Que Kechiche prenne d'abord son temps pour détailler le contenu du fameux spectacle de foire dans lequel Saartjie fut longtemps contrainte d'adopter un comportement animal afin d'être humiliée comme il se doit par le public londonien, soit ; le problème, c'est que cette scène, la deuxième du film, est ensuite prolongée, répétée, rabâchée sous plusieurs formes pendant près de deux heures et demie, simplement pour pousser toujours plus loin le malaise mais sans jamais se soucier de l'apport cinématographique réel. Saartjie dans une cage, Saartjie à quatre pattes, Saartjie cuisses ouvertes : tout ce que fait Kechiche, c'est pointer le spectateur du doigt et lui ordonner de faire pénitence, puisqu'il est obligatoirement le descendant de ces horribles nobles ricanants ou de ces prolétaires crasseux, venus dépenser leur trois sous pour voir une personne moins bien lotie qu'eux se faire ridiculiser en public. Repousser à ce point les frontières du manichéisme et de la manipulation émotionnelle a quelque chose d'absolument gerbant, d'autant que c'est à cela que se résume absolument le film. Il y avait déjà de quoi tiquer un peu avec la longue conclusion de La graine et le mulet, qui mettait complaisamment le spectateur face à sa position de vilain mateur occidental, assoiffé de couscous et de chair fraîche. Mais Vénus noire va plus loin, reproduisant la scène de danse ayant fait connaître Hafsia Herzi mais la dégraissant de tout ce qui pouvait en faire l'intérêt.
On marche littéralement sur la tête. La mise en scène inexistante, hideuse, n'est même pas là pour relever le niveau. Le réalisme parfois facile mais toujours énergique des précédents Kechiche n'y est plus, et celui-ci filme complètement à l'arrache, sans souci d'une quelconque cohérence visuelle ou d'une volonté de style. Il semble nous dire « le style, c'est moi », nous éructant au visage sa vision même pas savante de l'existence de la Vénus hottentote, dont il exploite le corps de façon aussi inhumaine que les salopards qu'il décrit. Aucun effort n'est fait pour faire comprendre leurs motivations, leurs agissements, la façon dont ils parviennent parfois à louvoyer entre les différentes strates de la société du dix-neuvième. Par manque de moyens ou par pur orgueil, Vénus noire ressemble à une brochette de scènes interminables, juxtaposées entre elles sans jamais prendre le temps de donner un peu de sens ou de logique, de fluidifier l'ensemble en le rendant moins pompeux et plus pénétrant. Ni le souffle épique du film d'époque, ni la vibrante émotion du plaidoyer humaniste ne viendront traverser cet affligeant spectacle en forme d'insulte aux personnages et aux spectateurs, qui fait d'Abdellatif Kechiche un vulgaire montreur d'ours d'autant plus détestable qu'il semble persuadé d'être un artiste.

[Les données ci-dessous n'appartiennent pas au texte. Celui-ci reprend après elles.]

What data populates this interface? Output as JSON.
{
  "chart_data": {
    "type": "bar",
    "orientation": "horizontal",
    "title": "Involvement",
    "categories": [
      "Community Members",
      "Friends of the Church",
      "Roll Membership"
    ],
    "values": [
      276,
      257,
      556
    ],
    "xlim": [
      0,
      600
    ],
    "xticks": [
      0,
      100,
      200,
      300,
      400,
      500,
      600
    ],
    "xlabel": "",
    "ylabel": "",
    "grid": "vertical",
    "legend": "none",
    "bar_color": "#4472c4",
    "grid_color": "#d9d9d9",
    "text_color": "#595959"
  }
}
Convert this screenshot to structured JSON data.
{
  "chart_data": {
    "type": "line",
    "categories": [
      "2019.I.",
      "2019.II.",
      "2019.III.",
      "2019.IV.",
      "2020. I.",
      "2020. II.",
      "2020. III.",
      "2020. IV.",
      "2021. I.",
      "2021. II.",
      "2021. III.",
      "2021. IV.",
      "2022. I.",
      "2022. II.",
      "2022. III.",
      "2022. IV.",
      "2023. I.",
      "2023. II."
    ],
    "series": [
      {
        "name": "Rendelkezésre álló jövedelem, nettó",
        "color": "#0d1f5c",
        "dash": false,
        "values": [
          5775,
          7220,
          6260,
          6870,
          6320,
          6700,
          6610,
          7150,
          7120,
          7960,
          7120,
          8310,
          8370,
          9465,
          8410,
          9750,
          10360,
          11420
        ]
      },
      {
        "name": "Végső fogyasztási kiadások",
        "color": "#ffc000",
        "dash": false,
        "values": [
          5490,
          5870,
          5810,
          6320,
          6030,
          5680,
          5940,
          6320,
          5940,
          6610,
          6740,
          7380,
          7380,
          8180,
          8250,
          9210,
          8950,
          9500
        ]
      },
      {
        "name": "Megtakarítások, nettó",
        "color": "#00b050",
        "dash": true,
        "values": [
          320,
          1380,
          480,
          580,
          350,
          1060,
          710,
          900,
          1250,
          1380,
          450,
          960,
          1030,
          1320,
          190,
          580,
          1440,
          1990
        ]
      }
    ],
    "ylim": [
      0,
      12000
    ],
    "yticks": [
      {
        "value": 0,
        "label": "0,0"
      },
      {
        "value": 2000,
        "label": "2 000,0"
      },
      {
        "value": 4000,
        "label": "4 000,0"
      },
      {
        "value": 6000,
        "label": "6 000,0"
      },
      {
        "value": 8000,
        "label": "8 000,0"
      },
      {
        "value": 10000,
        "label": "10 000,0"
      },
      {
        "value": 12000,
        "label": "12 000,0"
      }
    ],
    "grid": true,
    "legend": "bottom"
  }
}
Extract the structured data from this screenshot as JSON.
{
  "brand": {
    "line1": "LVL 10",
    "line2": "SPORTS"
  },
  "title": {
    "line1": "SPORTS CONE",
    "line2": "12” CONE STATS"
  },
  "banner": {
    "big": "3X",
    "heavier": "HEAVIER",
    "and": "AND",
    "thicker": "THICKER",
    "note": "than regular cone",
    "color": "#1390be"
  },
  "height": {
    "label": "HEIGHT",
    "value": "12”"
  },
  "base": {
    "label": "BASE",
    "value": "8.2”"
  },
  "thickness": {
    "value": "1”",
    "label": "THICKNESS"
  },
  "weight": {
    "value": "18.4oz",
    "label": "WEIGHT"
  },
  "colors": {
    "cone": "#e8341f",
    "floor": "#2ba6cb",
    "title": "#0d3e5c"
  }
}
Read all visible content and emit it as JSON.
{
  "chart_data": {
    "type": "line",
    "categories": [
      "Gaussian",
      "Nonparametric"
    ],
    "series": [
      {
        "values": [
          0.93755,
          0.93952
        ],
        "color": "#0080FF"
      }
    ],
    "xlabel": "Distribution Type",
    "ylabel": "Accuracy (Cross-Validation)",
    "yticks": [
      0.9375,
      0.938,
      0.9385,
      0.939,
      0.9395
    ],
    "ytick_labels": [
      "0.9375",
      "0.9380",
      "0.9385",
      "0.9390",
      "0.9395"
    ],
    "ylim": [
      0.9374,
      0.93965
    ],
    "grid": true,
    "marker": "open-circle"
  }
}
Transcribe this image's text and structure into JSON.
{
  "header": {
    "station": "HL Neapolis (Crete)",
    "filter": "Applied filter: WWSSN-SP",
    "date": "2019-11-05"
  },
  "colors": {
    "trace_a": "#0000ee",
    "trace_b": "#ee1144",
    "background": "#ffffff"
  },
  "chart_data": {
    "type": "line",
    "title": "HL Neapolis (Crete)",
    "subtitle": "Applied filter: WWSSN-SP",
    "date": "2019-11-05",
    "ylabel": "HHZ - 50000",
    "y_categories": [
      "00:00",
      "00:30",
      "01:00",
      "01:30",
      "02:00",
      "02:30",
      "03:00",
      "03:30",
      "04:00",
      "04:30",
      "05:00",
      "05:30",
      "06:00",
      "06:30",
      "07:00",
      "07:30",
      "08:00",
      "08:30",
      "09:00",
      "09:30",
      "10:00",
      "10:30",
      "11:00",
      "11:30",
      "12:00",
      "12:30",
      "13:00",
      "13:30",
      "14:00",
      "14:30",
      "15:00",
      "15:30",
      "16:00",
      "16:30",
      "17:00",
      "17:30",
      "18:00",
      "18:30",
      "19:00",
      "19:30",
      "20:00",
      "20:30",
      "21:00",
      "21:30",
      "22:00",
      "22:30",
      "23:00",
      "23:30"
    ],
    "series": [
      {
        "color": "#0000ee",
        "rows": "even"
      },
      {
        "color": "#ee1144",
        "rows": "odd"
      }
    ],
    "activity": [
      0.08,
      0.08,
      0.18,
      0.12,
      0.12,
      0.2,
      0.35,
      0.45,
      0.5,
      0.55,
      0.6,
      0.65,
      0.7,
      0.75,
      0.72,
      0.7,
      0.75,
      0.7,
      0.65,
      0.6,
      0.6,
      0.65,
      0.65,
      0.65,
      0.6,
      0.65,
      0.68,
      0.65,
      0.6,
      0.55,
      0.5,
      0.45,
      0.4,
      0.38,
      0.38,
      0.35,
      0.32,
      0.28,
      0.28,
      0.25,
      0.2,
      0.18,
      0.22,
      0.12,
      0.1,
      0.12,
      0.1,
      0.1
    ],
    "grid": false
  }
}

Vénus noire d'Abdellatif Kechiche. 2h44. Sortie : 27/10/2010.

8 commentaires sur “VÉNUS NOIRE”

Jiem a dit…

Ouh dis donc ! Moi qui attend de le voir avec impatience...

Pascale a dit…

J'ai entendu une émission dans le poste et j'étais mal à l'aise...
Et alors ? Elle a vraiment un gros cul ?
J'ai hâte de voir ça !


Zéro faute.
J'suis déçue.

Dom a dit…

@Pascale, j'adore ton pragmatisme :D

La B.A. m'a tout de suite interpellé comme une variation d'Elephant Man...?

Rob a dit…

@Pascale : T'es fière, avoue.

Pascale a dit…

Franchement qu'est-ce qu'on a pas été obligés d'inventer pour que tu t'appliques !!!

Je serai encore plus fière quand tu arrêteras de jouer à Madame Irma.
ça m'énerve, mais ça m'énerve !!!

Sophia a dit…

Tout à fait d'accord, après avoir épluché toutes les critiques (étrangements élogieuses, excepté rue89) je suis plutot soulagée et ravie de lire celle ci.

Pascale a dit…

Bon j'ai vu...
Je suis obligée de reconnaître que (exceptées tes appréciations sur le réalisateur) je suis d'accord avec toi. Ce film est LAID !

Louis a dit…

Je viens de recevoir ma place, merci beaucoup.

Quoique vu tout ces commentaires je me demande s'il est judicieux d'aller le voir finalement !

Mais merci :)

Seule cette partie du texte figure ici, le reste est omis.